• The gastrointestinal tract secretes 6 to 9 liters of fluid every 24 h.
• Peristalsis is dependent on intact innervation.
• The splanchnic area receives 25 per cent of cardiac output.
• The small intestine regains postoperative motor function within hours.
• Inhibition of gastric acid secretion may cause bacterial overgrowth.
• Mucosal ischemia is an important pathogenetic factor for stress ulceration.
• Mucosal blood flow is less affected than that of the muscularis layer in critical illness.
• During critical illness villous blood flow may be maintained but oxygenation becomes impaired owing to increased demand and decreased utilization and extraction.

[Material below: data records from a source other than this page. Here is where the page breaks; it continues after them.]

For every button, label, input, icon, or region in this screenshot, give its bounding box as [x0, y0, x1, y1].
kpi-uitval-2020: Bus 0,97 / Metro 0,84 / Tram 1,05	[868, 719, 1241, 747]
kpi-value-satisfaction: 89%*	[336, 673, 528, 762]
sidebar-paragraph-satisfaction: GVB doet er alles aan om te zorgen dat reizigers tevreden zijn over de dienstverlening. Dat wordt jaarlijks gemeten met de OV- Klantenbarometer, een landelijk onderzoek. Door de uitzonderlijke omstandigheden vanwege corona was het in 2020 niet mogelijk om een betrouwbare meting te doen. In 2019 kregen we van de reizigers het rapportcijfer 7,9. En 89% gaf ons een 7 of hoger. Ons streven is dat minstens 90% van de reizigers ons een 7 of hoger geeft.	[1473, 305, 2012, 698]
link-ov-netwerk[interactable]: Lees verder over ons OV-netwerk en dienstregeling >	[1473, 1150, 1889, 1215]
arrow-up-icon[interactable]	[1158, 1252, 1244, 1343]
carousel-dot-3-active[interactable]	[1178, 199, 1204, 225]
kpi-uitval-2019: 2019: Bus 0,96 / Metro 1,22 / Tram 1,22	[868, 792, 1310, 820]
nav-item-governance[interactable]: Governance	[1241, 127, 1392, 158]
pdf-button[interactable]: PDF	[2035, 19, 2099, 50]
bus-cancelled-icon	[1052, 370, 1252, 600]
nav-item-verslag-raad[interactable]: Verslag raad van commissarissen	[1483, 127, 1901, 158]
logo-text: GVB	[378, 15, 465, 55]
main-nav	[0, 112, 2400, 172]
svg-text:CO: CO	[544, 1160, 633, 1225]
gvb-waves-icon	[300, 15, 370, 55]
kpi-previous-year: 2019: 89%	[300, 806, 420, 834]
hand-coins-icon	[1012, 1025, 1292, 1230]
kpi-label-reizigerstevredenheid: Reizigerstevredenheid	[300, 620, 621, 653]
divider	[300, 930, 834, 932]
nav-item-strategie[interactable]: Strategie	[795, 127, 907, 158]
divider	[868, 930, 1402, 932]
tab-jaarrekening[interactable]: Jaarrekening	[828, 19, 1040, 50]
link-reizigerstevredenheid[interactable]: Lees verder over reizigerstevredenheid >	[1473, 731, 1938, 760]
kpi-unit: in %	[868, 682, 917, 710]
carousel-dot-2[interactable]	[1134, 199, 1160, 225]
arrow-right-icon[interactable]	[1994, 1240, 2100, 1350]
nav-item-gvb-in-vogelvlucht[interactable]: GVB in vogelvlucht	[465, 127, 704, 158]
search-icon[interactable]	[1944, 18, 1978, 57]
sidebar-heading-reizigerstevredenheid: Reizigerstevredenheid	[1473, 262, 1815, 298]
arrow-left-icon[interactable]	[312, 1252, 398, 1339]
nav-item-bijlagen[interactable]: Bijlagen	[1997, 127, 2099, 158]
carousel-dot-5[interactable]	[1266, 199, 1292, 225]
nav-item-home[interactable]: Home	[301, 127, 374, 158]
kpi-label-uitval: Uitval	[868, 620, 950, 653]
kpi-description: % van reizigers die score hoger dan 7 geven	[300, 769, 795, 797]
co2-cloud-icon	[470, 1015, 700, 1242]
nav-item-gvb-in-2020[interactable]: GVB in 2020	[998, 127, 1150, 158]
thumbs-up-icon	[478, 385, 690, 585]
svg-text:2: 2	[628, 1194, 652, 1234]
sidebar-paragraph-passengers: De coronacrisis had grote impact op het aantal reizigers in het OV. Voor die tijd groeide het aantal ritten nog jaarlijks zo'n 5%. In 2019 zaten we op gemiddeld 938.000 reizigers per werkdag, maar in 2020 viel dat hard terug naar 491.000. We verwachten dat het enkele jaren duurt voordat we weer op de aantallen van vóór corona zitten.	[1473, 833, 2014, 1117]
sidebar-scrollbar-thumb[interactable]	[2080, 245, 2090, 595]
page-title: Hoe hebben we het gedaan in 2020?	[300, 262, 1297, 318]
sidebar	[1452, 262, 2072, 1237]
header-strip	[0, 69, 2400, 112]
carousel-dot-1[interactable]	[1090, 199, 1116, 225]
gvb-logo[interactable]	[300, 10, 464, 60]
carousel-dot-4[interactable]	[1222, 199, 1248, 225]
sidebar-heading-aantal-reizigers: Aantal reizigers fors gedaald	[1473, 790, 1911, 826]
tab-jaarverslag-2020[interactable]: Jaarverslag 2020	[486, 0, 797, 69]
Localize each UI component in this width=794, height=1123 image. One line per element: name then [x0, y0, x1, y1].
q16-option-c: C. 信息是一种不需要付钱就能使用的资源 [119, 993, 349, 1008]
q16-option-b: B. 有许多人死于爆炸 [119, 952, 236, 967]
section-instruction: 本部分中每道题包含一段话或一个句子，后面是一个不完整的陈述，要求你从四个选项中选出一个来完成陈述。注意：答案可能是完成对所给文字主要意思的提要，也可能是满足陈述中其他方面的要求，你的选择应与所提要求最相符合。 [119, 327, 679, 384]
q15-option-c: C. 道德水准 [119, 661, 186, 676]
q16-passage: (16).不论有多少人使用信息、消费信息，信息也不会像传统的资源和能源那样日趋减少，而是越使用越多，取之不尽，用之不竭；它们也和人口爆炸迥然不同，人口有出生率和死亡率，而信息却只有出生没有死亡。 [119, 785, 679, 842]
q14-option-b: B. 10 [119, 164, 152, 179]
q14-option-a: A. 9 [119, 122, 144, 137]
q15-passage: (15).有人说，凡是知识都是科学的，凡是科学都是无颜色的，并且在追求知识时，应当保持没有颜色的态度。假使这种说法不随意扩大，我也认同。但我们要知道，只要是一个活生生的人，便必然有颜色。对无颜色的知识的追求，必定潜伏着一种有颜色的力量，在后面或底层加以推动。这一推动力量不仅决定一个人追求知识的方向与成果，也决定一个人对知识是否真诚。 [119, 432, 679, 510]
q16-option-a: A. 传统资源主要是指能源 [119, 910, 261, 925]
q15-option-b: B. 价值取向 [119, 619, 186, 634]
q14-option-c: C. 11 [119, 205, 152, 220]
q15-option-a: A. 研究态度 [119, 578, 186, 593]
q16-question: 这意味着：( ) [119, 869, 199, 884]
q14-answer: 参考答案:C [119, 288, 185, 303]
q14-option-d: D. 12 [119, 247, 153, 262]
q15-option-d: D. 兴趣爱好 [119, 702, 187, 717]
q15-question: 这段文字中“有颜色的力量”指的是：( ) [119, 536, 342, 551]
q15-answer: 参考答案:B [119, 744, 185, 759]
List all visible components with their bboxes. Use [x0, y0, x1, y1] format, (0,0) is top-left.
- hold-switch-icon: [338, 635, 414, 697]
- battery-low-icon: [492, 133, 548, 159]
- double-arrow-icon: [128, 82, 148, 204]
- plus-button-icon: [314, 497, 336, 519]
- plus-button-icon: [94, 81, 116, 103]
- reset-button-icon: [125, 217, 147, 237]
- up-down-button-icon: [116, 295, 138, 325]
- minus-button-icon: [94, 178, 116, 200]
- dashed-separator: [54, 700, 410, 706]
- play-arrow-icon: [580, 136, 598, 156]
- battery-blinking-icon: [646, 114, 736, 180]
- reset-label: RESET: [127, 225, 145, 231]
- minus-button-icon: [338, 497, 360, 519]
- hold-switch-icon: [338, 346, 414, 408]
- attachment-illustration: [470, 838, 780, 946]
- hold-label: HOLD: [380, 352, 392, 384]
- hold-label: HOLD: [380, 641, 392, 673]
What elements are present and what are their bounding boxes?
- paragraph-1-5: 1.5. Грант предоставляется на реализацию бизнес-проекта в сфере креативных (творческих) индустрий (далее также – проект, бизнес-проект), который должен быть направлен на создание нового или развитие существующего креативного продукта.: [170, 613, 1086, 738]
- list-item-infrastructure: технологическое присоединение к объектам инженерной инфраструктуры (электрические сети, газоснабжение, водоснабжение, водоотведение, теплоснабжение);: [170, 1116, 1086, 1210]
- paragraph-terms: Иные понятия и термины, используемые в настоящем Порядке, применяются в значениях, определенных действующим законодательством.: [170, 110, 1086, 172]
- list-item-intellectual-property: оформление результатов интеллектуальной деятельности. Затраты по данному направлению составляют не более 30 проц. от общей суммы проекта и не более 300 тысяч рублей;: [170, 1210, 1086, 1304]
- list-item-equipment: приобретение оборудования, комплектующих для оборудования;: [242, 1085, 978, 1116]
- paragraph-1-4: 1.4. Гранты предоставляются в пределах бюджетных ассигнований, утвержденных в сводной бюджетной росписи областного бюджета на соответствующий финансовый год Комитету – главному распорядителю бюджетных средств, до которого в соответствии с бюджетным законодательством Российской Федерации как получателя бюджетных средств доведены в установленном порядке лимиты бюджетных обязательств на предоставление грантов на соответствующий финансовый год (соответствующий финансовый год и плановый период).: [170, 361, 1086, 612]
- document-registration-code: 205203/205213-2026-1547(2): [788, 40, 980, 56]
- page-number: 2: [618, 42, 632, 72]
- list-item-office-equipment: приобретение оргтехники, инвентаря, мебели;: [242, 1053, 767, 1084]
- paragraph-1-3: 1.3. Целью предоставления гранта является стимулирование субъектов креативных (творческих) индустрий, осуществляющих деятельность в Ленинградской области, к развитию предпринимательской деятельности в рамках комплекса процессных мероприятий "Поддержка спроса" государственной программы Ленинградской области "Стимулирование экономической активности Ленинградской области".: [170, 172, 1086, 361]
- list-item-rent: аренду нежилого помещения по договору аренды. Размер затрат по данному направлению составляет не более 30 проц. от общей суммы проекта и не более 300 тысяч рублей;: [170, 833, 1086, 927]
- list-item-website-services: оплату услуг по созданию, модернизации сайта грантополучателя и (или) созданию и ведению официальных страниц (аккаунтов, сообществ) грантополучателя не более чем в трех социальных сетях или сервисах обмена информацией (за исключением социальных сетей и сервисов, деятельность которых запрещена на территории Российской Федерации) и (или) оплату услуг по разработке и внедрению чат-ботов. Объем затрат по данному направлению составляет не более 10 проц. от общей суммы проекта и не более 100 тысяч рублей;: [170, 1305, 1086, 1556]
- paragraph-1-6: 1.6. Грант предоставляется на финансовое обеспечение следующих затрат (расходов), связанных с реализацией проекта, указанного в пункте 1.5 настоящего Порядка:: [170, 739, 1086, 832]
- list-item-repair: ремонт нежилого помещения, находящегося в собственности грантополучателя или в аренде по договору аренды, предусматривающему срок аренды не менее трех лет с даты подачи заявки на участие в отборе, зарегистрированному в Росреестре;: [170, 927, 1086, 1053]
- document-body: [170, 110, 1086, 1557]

• The villous countercurrent exchanger causes a reduced villous oxygen delivery in hypotensive states. Introduction
The function of the gastrointestinal tract is to serve as a reservoir for ingested food and fluid, to transport and digest ingested material so that it can be absorbed, and to transport non-digestible and non-absorbable material so that it can be removed from the body. The physiology of the gastrointestinal tract is well adapted to these functional needs, and the operation of this system includes co-ordination of several mechanisms such as motility, secretion, active and passive absorption, and blood flow. These separate mechanisms, together with very special structural arrangements, make the gut well adapted to absorptive needs. In this short overview we concentrate on those aspects of gastrointestinal physiology that are likely to have an impact on the care of the critically ill patient rather than attempting to cover all its many special features.